The Lake Pátzcuaro salamander (Ambystoma dumerilii) is endemic to Lake Patzcuaro, and the axolotl salamander (Ambystoma mexicanum) is endemic to Valley of Mexico's wetlands.

The wetlands support aquatic life. Some commercially-important fish depend on wetlands at one or more of their life stages. Native fish species of the wetlands include the hooded sawfin (Skiffia lermae), Alloophorus robustus, Goodea atripinnis, Neophorus diazi, and ‘pescado blanco’ (Chirostoma estor).
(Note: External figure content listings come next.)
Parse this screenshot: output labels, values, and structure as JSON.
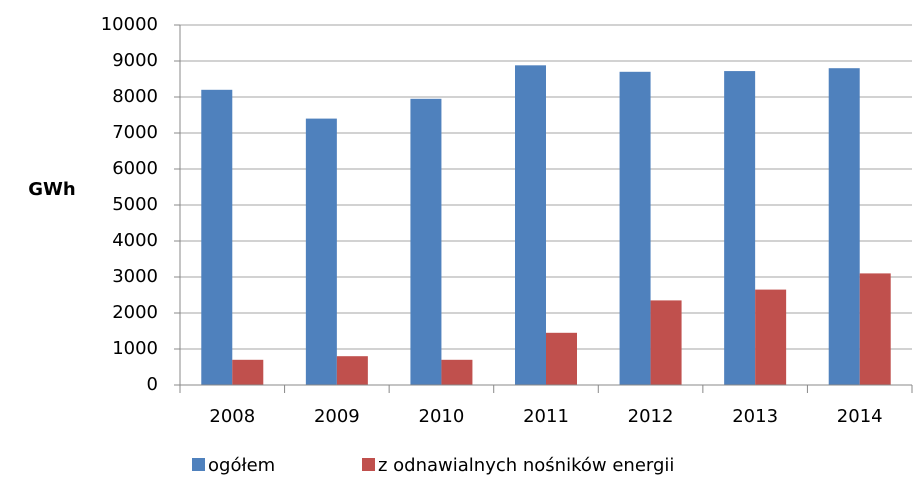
{
  "chart_data": {
    "type": "bar",
    "y_label": "GWh",
    "categories": [
      "2008",
      "2009",
      "2010",
      "2011",
      "2012",
      "2013",
      "2014"
    ],
    "series": [
      {
        "name": "ogółem",
        "color": "#4f81bd",
        "values": [
          8200,
          7400,
          7950,
          8880,
          8700,
          8720,
          8800
        ]
      },
      {
        "name": "z odnawialnych nośników energii",
        "color": "#c0504d",
        "values": [
          700,
          800,
          700,
          1450,
          2350,
          2650,
          3100
        ]
      }
    ],
    "ylim": [
      0,
      10000
    ],
    "yticks": [
      0,
      1000,
      2000,
      3000,
      4000,
      5000,
      6000,
      7000,
      8000,
      9000,
      10000
    ],
    "grid": true,
    "legend": "bottom"
  }
}
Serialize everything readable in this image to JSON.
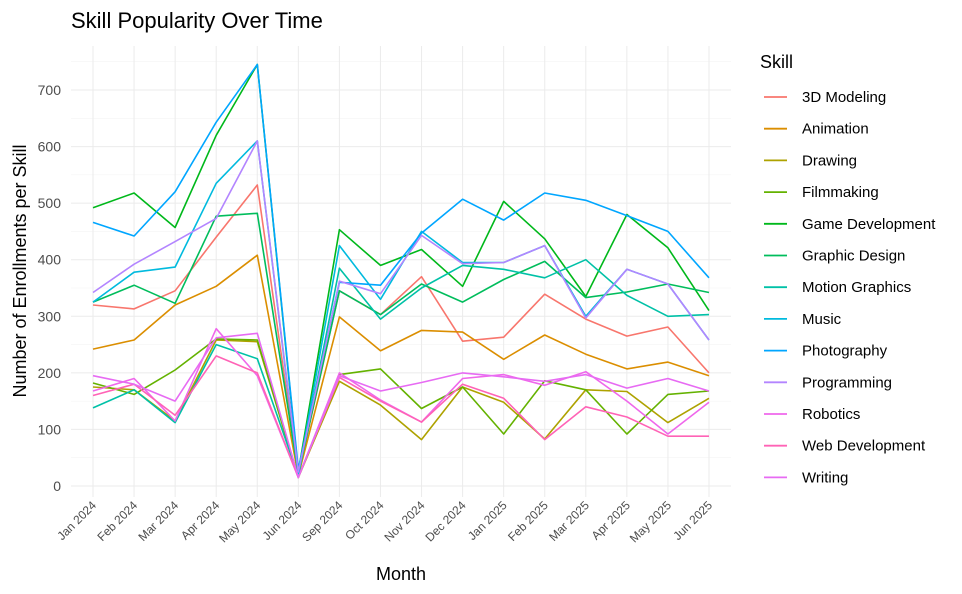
{
  "chart_data": {
    "type": "line",
    "title": "Skill Popularity Over Time",
    "xlabel": "Month",
    "ylabel": "Number of Enrollments per Skill",
    "legend_title": "Skill",
    "legend_position": "right",
    "grid": true,
    "ylim": [
      0,
      755
    ],
    "yticks": [
      0,
      100,
      200,
      300,
      400,
      500,
      600,
      700
    ],
    "categories": [
      "Jan 2024",
      "Feb 2024",
      "Mar 2024",
      "Apr 2024",
      "May 2024",
      "Jun 2024",
      "Sep 2024",
      "Oct 2024",
      "Nov 2024",
      "Dec 2024",
      "Jan 2025",
      "Feb 2025",
      "Mar 2025",
      "Apr 2025",
      "May 2025",
      "Jun 2025"
    ],
    "series": [
      {
        "name": "3D Modeling",
        "color": "#F8766D",
        "values": [
          320,
          313,
          345,
          440,
          532,
          20,
          345,
          303,
          370,
          256,
          263,
          339,
          295,
          265,
          281,
          200
        ]
      },
      {
        "name": "Animation",
        "color": "#DB8E00",
        "values": [
          242,
          258,
          320,
          353,
          408,
          18,
          299,
          239,
          275,
          272,
          224,
          267,
          233,
          207,
          219,
          195
        ]
      },
      {
        "name": "Drawing",
        "color": "#AEA200",
        "values": [
          175,
          170,
          115,
          258,
          255,
          15,
          185,
          143,
          82,
          175,
          148,
          83,
          170,
          167,
          112,
          155
        ]
      },
      {
        "name": "Filmmaking",
        "color": "#64B200",
        "values": [
          182,
          162,
          205,
          260,
          258,
          15,
          197,
          207,
          137,
          175,
          92,
          186,
          170,
          92,
          162,
          168
        ]
      },
      {
        "name": "Game Development",
        "color": "#00B81B",
        "values": [
          492,
          518,
          457,
          620,
          745,
          25,
          453,
          390,
          418,
          353,
          503,
          437,
          335,
          480,
          421,
          310
        ]
      },
      {
        "name": "Graphic Design",
        "color": "#00BD5C",
        "values": [
          325,
          355,
          323,
          477,
          482,
          22,
          345,
          303,
          357,
          325,
          365,
          397,
          333,
          343,
          357,
          342
        ]
      },
      {
        "name": "Motion Graphics",
        "color": "#00C1A7",
        "values": [
          138,
          170,
          112,
          250,
          225,
          18,
          385,
          295,
          350,
          390,
          383,
          368,
          400,
          337,
          300,
          303
        ]
      },
      {
        "name": "Music",
        "color": "#00BADE",
        "values": [
          325,
          378,
          387,
          535,
          610,
          20,
          425,
          330,
          450,
          395,
          395,
          425,
          300,
          383,
          357,
          258
        ]
      },
      {
        "name": "Photography",
        "color": "#00A6FF",
        "values": [
          466,
          442,
          520,
          643,
          745,
          30,
          360,
          355,
          447,
          507,
          470,
          518,
          505,
          478,
          450,
          368
        ]
      },
      {
        "name": "Programming",
        "color": "#B385FF",
        "values": [
          342,
          392,
          432,
          473,
          610,
          25,
          362,
          340,
          443,
          393,
          395,
          425,
          297,
          383,
          357,
          258
        ]
      },
      {
        "name": "Robotics",
        "color": "#EF67EB",
        "values": [
          168,
          190,
          115,
          278,
          195,
          15,
          200,
          152,
          113,
          190,
          197,
          178,
          202,
          150,
          92,
          148
        ]
      },
      {
        "name": "Web Development",
        "color": "#FF63B6",
        "values": [
          160,
          180,
          125,
          230,
          200,
          15,
          192,
          150,
          113,
          180,
          155,
          82,
          140,
          122,
          88,
          88
        ]
      },
      {
        "name": "Writing",
        "color": "#E76BF3",
        "values": [
          195,
          180,
          150,
          262,
          270,
          15,
          195,
          168,
          183,
          200,
          193,
          185,
          197,
          173,
          190,
          168
        ]
      }
    ]
  }
}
==Conservation and threats==
The wetlands have been greatly reduced in extent, and the remaining wetlands face numerous threats. Mexico City expanded over most of the former wetland areas in the Valley of Mexico. Water diversion from the upper Lerma River to serve Mexico City and Toluca has reduced freshwater flows into the Ciénegas de Lerma. Evaporation currently exceeds inflows into the closed basin lakes, causing them to recede. Water pollution and siltation also threaten the marshes.

===Protected areas===
The Ciénegas del Lerma was designated a flora and fauna protection area in 2002, and a Ramsar site (wetland of international importance) in 2004.
707 hectares of wetland at the southeastern end of Lake Pátzcuaro, known as the Humedales del Lago de Pátzcuaro, was designated a Ramsar site in 2005.

Some canals and chinampas (floating gardens), remnants of former Lake Xochimilco, are preserved in Xochimilco Ecological Park and Plant Market in the Xochimilco neighborhood of Mexico City. The Xochimilco wetlands are a World Heritage Site, and 2,657 hectares were designated a Ramsar site in 2004.